Roberto Roncella
Due parole semiserie, a partire da un ammonimento goliardico del 1620
Dove si trova?
Non
è difficile individuare la piccola targa, girando per la Pisa
universitaria, per esempio andando alla mensa centrale a partire da
ingegneria, verso la fine di via Alessandro Volta, all'altezza
dell'incrocio con via Santa Maria (per chi è fissato col navigatore, o
la vuol trovare su una mappa in rete, queste sono le coordinate: 43.718135,10.396895).

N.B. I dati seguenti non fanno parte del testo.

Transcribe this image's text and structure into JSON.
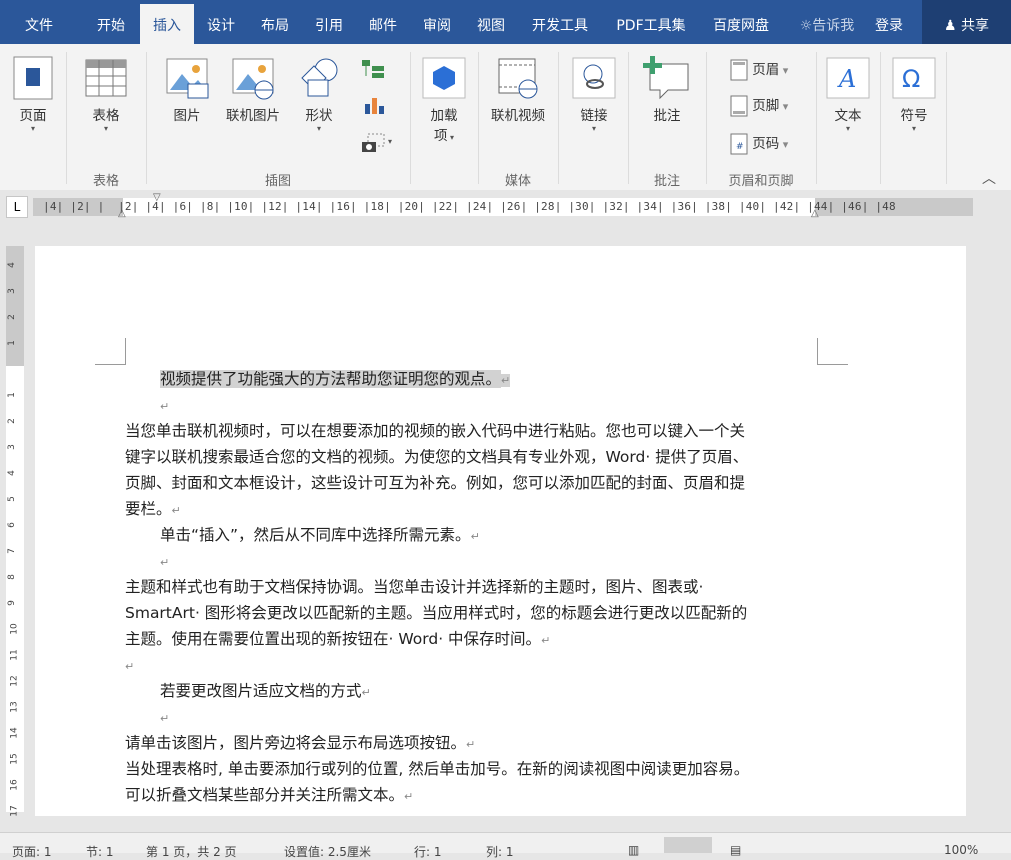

Si vede anche usando il servizio "Street View", ma l'algoritmo di
composizione delle immagini l'ha tagliata a metà e resa illegibile.
Qual è il messaggio?
La
sua presenza al centro della zona universitaria e il richiamo al tempo
della resa dei conti, riportano subito alla mente l'esperienza di ogni
studente universitario, che evidentemente anche ai tempi dello Studio
Pisano alternava periodi di studio a periodi di esame. Le felici
nottate dedicate alle reciproche visite tra provenienti da mondi e
generi diversi, e ospitate da cene improbabili e giochi di carte, se
non altro, si intervallano a giorni di lezioni più o meno pesanti, e
sono smaltite tra sbadigli e appunti altrettanto svogliati, non importa
se su registri rilegati, quaderni o tavolette elettroniche.
I
giorni e le lune che passano portano all'inizio solo il sentore del
momento della verifica, ma l'esame prima lontano e indistinto si fa
sempre più vicino e chiara matura nella mente quello che il Francesco
del 1620 voleva dire ai suoi contemporanei: non basterà lo studio
disperato di due notti a recuperare la montagna di cose che anche solo
con 6 stupidi crediti si sono accumulate e vagano confuse nella
testa. Per non parlare dello scritto.
È finito per sempre il tempo della scuola superiore, con i suoi riti,
spiegazioni-interrogazioni-compiti, che segnano gli anni
dell'adolescenza e creano la falsa sensazione che quando un
tri(quadri)mestre è finito, allora è finito per sempre e nessuno ti
chiederà più conto di quanto avresti dovuto capire, un mese o un anno
prima.
Questo il senso del monito di ieri e di oggi.
Non ci si può però fermare qui. Se ieri la fatica di studiare era
sostenuta dal desiderio di "sapere" (chi sa, sa) e dalla voglia di
emergere, al punto che il danno di un esame che portava via troppo
tempo era tutto del malcapitato studente (su' danno), oggi crediamo che
"sapere" (e "saper fare", visto che siamo ingegneri...) sia un'impresa
collettiva, al punto da pagarla e sostenerla tutti insieme. Quindi
coraggio, mettiamocela tutta perché, a tempo a tempo - non solo quello
dell'esame, ma quello delle scelte, dell'età adulta, di una professione
portata avanti con dignità - ognuno sia preparato il giusto.